River Raisin Centre for the ArtsThe River Raisin Centre for the Arts is dedicated to providing high quality performing arts presentations, arts education and professional support to local arts organizations.

The River Raisin Centre for the Arts (RRCA) was founded in 1987 as a not-for-profit 501(c)3 organization by a group of community leaders. The dream of the founders was to create an arts center through the restoration of the 1938 art deco Monroe Movie Theater in Historic Downtown Monroe.

The Monroe Theater was opened in February, 1938 as a unique showplace for movies during the “Golden Era” of the movie industry. Many afternoons and evenings, sellout houses of 1200 patrons filled the seats of this colorful Southwest Deco style theater. Lifelong Monroe residents have fond memories of attending movies at this centerpiece of entertainment in the heart of Downtown Monroe. The theater thrived throughout the forties and fifties. The grand showplace received a facelift, inside and out, in 1961 to meet growing competition and enhance patron services. The Monroe Theater continued as a popular venue until 1975, when changes in the movie industry and competition for entertainment dollars forced the closing of what had become a community landmark.

Church groups and entertainment promoters tried to breathe new life in the old theater, but their dreams were never realized. The theater remained largely vacant until 1987 and was in danger of being razed. A small internal group of the Downtown Kiwanis Club, led by then city manager Pete Gozza and including Tom Treece, decided to try to stop the wrecking ball. This group went before the full Kiwanis Club, outlined their plans for saving the building (for exactly what it is today) and talked the Club into giving $5,000. They then went to Monroe Bank & Trust who agreed to match that money and with 10% down they purchased the building for $50,000. This group then hired a New York consultant who flew in and helped draw up plans and they formed a board of directors consisting mostly of Kiwanis members and incorporated on September 16, 1987.

Members of Monroe Community Players, the local community theater group, and other civic organizations began a massive clean up of the interior of the building. Local businesses donated money to replace the roof and make other critical repairs. Several local groups began using the facility for presentations during the next few years, but the dream of fully operation arts center was largely unrealized. The local economy was particularly hard hit by the economic downturn of the early Nineties, which further stunted growth.

The RRCA Board of Directors continued to govern and operate the Centre on a volunteer basis through 1995. Local economic conditions improved and the Board of Directors hired the first professional Executive Director in January 1996. The increased service to the community was immediate and dramatic. In 1996 the RRCA offered the first six show series of touring artists, a dance academy, and a summer theatre arts camp for youth. Annual facility use grew from 60 days in 1995 to currently more than 350 days per year, with national tours, local presentations, performing arts classes, and workshops.

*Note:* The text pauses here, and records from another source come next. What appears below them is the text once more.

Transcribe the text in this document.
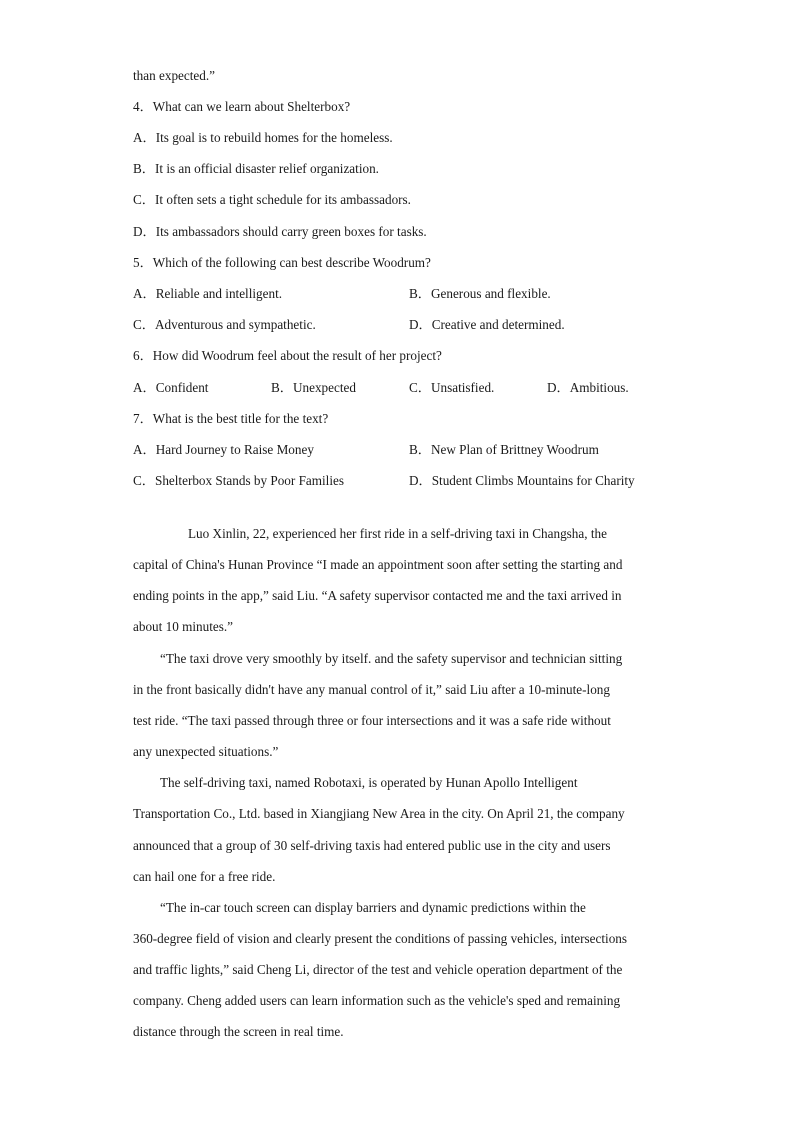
than expected.”
4．What can we learn about Shelterbox?
A．Its goal is to rebuild homes for the homeless.
B．It is an official disaster relief organization.
C．It often sets a tight schedule for its ambassadors.
D．Its ambassadors should carry green boxes for tasks.
5．Which of the following can best describe Woodrum?
A．Reliable and intelligent.	B．Generous and flexible.
C．Adventurous and sympathetic.	D．Creative and determined.
6．How did Woodrum feel about the result of her project?
A．Confident	B．Unexpected	C．Unsatisfied.	D．Ambitious.
7．What is the best title for the text?
A．Hard Journey to Raise Money	B．New Plan of Brittney Woodrum
C．Shelterbox Stands by Poor Families	D．Student Climbs Mountains for Charity
Luo Xinlin, 22, experienced her first ride in a self-driving taxi in Changsha, the
capital of China's Hunan Province “I made an appointment soon after setting the starting and
ending points in the app,” said Liu. “A safety supervisor contacted me and the taxi arrived in
about 10 minutes.”
“The taxi drove very smoothly by itself. and the safety supervisor and technician sitting
in the front basically didn't have any manual control of it,” said Liu after a 10-minute-long
test ride. “The taxi passed through three or four intersections and it was a safe ride without
any unexpected situations.”
The self-driving taxi, named Robotaxi, is operated by Hunan Apollo Intelligent
Transportation Co., Ltd. based in Xiangjiang New Area in the city. On April 21, the company
announced that a group of 30 self-driving taxis had entered public use in the city and users
can hail one for a free ride.
“The in-car touch screen can display barriers and dynamic predictions within the
360-degree field of vision and clearly present the conditions of passing vehicles, intersections
and traffic lights,” said Cheng Li, director of the test and vehicle operation department of the
company. Cheng added users can learn information such as the vehicle's sped and remaining
distance through the screen in real time.
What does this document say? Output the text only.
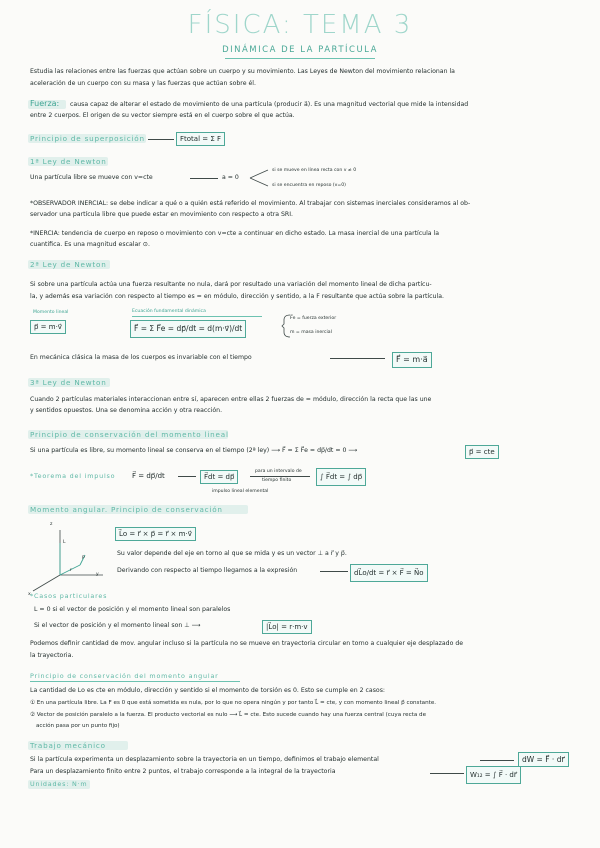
FÍSICA: TEMA 3
DINÁMICA DE LA PARTÍCULA
Estudia las relaciones entre las fuerzas que actúan sobre un cuerpo y su movimiento. Las Leyes de Newton del movimiento relacionan la
aceleración de un cuerpo con su masa y las fuerzas que actúan sobre él.
Fuerza: causa capaz de alterar el estado de movimiento de una partícula (producir a⃗). Es una magnitud vectorial que mide la intensidad
entre 2 cuerpos. El origen de su vector siempre está en el cuerpo sobre el que actúa.
Principio de superposición	Ftotal = Σ F
1ª Ley de Newton
Una partícula libre se mueve con v=cte	a = 0
si se mueve en línea recta con v ≠ 0
si se encuentra en reposo (v=0)
*OBSERVADOR INERCIAL: se debe indicar a qué o a quién está referido el movimiento. Al trabajar con sistemas inerciales consideramos al ob-
servador una partícula libre que puede estar en movimiento con respecto a otra SRI.
*INERCIA: tendencia de cuerpo en reposo o movimiento con v=cte a continuar en dicho estado. La masa inercial de una partícula la
cuantifica. Es una magnitud escalar ⊙.
2ª Ley de Newton
Si sobre una partícula actúa una fuerza resultante no nula, dará por resultado una variación del momento lineal de dicha partícu-
la, y además esa variación con respecto al tiempo es = en módulo, dirección y sentido, a la F resultante que actúa sobre la partícula.
Momento lineal
p⃗ = m·v⃗
Ecuación fundamental dinámica
F⃗ = Σ F⃗e = dp⃗/dt = d(m·v⃗)/dt
F⃗e = fuerza exterior
m = masa inercial
En mecánica clásica la masa de los cuerpos es invariable con el tiempo	F⃗ = m·a⃗
3ª Ley de Newton
Cuando 2 partículas materiales interaccionan entre sí, aparecen entre ellas 2 fuerzas de = módulo, dirección la recta que las une
y sentidos opuestos. Una se denomina acción y otra reacción.
Principio de conservación del momento lineal
Si una partícula es libre, su momento lineal se conserva en el tiempo (2ª ley) ⟶ F⃗ = Σ F⃗e = dp⃗/dt = 0 ⟶	p⃗ = cte
*Teorema del impulso F⃗ = dp⃗/dt	F⃗dt = dp⃗
para un intervalo de
tiempo finito
impulso lineal elemental
∫ F⃗dt = ∫ dp⃗
Momento angular. Principio de conservación
z
L
y
x
r
P
L⃗o = r⃗ × p⃗ = r⃗ × m·v⃗
Su valor depende del eje en torno al que se mida y es un vector ⊥ a r⃗ y p⃗.
Derivando con respecto al tiempo llegamos a la expresión	dL⃗o/dt = r⃗ × F⃗ = N⃗o
*Casos particulares
L = 0 si el vector de posición y el momento lineal son paralelos
Si el vector de posición y el momento lineal son ⊥ ⟶	|L⃗o| = r·m·v
Podemos definir cantidad de mov. angular incluso si la partícula no se mueve en trayectoria circular en torno a cualquier eje desplazado de
la trayectoria.
Principio de conservación del momento angular
La cantidad de Lo es cte en módulo, dirección y sentido si el momento de torsión es 0. Esto se cumple en 2 casos:
① En una partícula libre. La F es 0 que está sometida es nula, por lo que no opera ningún y por tanto L⃗ = cte, y con momento lineal p⃗ constante.
② Vector de posición paralelo a la fuerza. El producto vectorial es nulo ⟶ L⃗ = cte. Esto sucede cuando hay una fuerza central (cuya recta de
acción pasa por un punto fijo)
Trabajo mecánico
Si la partícula experimenta un desplazamiento sobre la trayectoria en un tiempo, definimos el trabajo elemental	dW = F⃗ · dr⃗
Para un desplazamiento finito entre 2 puntos, el trabajo corresponde a la integral de la trayectoria	W₁₂ = ∫ F⃗ · dr⃗
Unidades: N·m
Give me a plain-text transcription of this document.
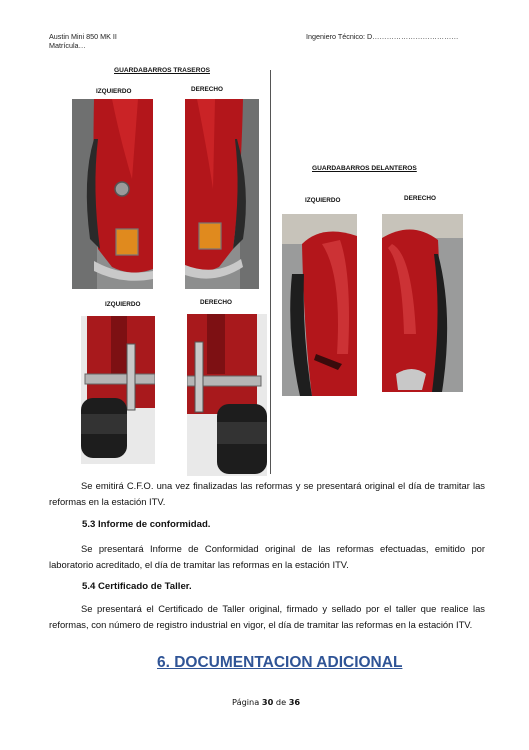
Austin Mini 850 MK II
Matrícula…
Ingeniero Técnico: D………………………………
GUARDABARROS TRASEROS
IZQUIERDO	DERECHO
IZQUIERDO	DERECHO
GUARDABARROS DELANTEROS
IZQUIERDO	DERECHO
Se emitirá C.F.O. una vez finalizadas las reformas y se presentará original el día de tramitar las reformas en la estación ITV.
5.3 Informe de conformidad.
Se presentará Informe de Conformidad original de las reformas efectuadas, emitido por laboratorio acreditado, el día de tramitar las reformas en la estación ITV.
5.4 Certificado de Taller.
Se presentará el Certificado de Taller original, firmado y sellado por el taller que realice las reformas, con número de registro industrial en vigor, el día de tramitar las reformas en la estación ITV.
6. DOCUMENTACION ADICIONAL
Página 30 de 36
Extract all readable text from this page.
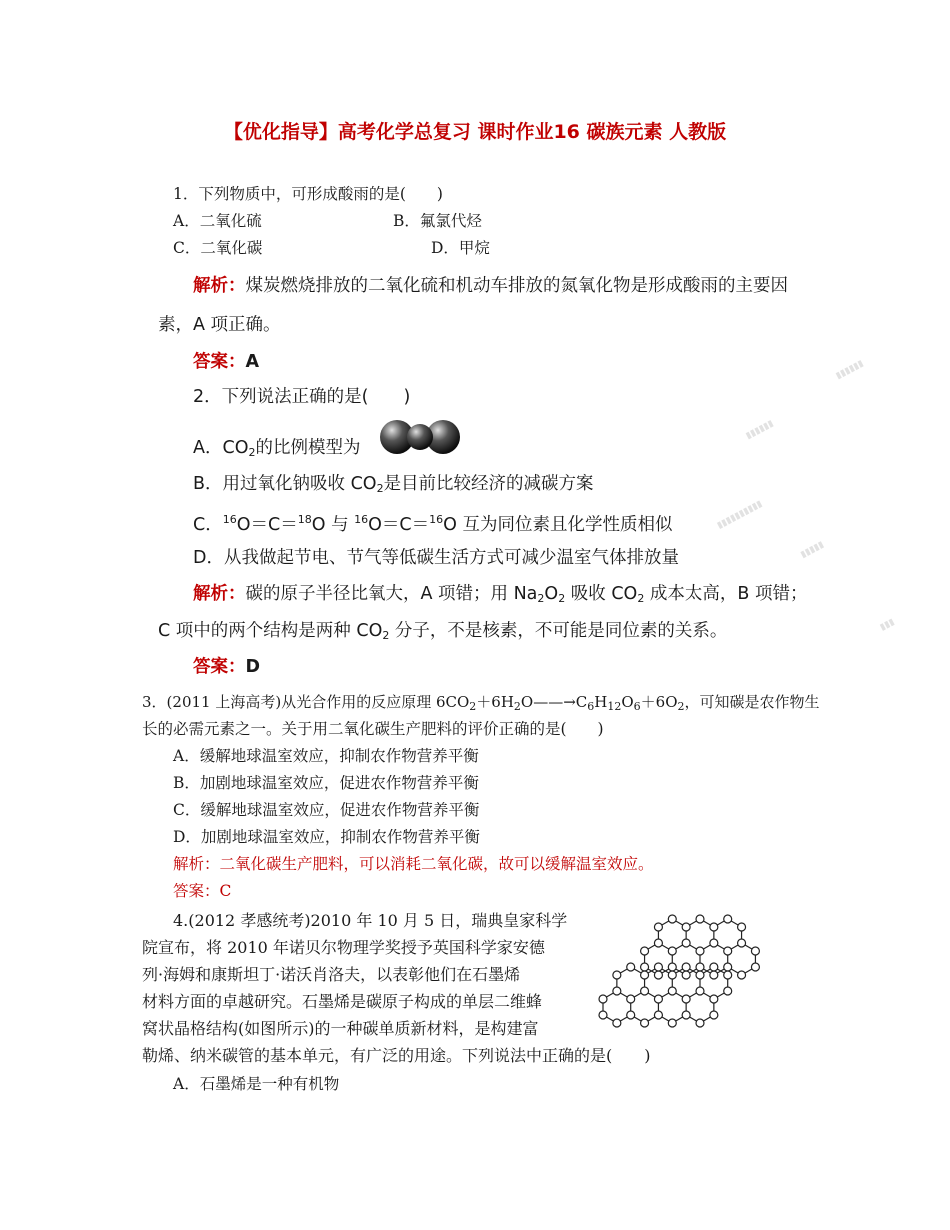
【优化指导】高考化学总复习 课时作业16 碳族元素 人教版
1．下列物质中，可形成酸雨的是(　　)
A．二氧化硫	B．氟氯代烃
C．二氧化碳	D．甲烷
解析：煤炭燃烧排放的二氧化硫和机动车排放的氮氧化物是形成酸雨的主要因
素，A 项正确。
答案：A
2．下列说法正确的是(　　)
A．$CO_2$的比例模型为
B．用过氧化钠吸收 $CO_2$是目前比较经济的减碳方案
C．$^{16}$O＝C＝$^{18}$O 与 $^{16}$O＝C＝$^{16}$O 互为同位素且化学性质相似
D．从我做起节电、节气等低碳生活方式可减少温室气体排放量
解析：碳的原子半径比氧大，A 项错；用 $Na_2O_2$ 吸收 $CO_2$ 成本太高，B 项错；
C 项中的两个结构是两种 $CO_2$ 分子，不是核素，不可能是同位素的关系。
答案：D
3．(2011 上海高考)从光合作用的反应原理 $6CO_2+6H_2O——\to C_6H_{12}O_6+6O_2$，可知碳是农作物生
长的必需元素之一。关于用二氧化碳生产肥料的评价正确的是(　　)
A．缓解地球温室效应，抑制农作物营养平衡
B．加剧地球温室效应，促进农作物营养平衡
C．缓解地球温室效应，促进农作物营养平衡
D．加剧地球温室效应，抑制农作物营养平衡
解析：二氧化碳生产肥料，可以消耗二氧化碳，故可以缓解温室效应。
答案：C
4.(2012 孝感统考)2010 年 10 月 5 日，瑞典皇家科学
院宣布，将 2010 年诺贝尔物理学奖授予英国科学家安德
列·海姆和康斯坦丁·诺沃肖洛夫，以表彰他们在石墨烯
材料方面的卓越研究。石墨烯是碳原子构成的单层二维蜂
窝状晶格结构(如图所示)的一种碳单质新材料，是构建富
勒烯、纳米碳管的基本单元，有广泛的用途。下列说法中正确的是(　　)
A．石墨烯是一种有机物
▮▮▮▮▮▮
▮▮▮▮▮▮
▮▮▮▮▮▮▮▮▮▮
▮▮▮▮▮
▮▮▮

The next phase of facility renovations and programming growth depends on you, our friends and patrons. The long-term viability of performance and educational programs requires an important investment in facility renovations and expansion. Your support is an investment in the economic vitality and quality of life in Monroe County.

The River Raisin Center for the Arts, established in 1988, has progressed through the following critical phases of organizational and business development: feasibility study, formative implementation, early business survival, and mid term strategic planning. The latest phase in our business growth has been the expansion of our arts education programming which now includes the Dance Academy, Cantate (Treble Youth Chorale), ARCO (Arts Centre Orchestra), School of Music and the Creative Dramatics Program.

The significance of the RRCA’s survival and growth should not be underestimated because the road ahead is no less demanding. The RRCA’s future success depends on fulfilling the profound need of arts programming in the region, for which the RRCA is uniquely position to provide as a proven leader. The greatest challenge to the organization is managing growth and resource development.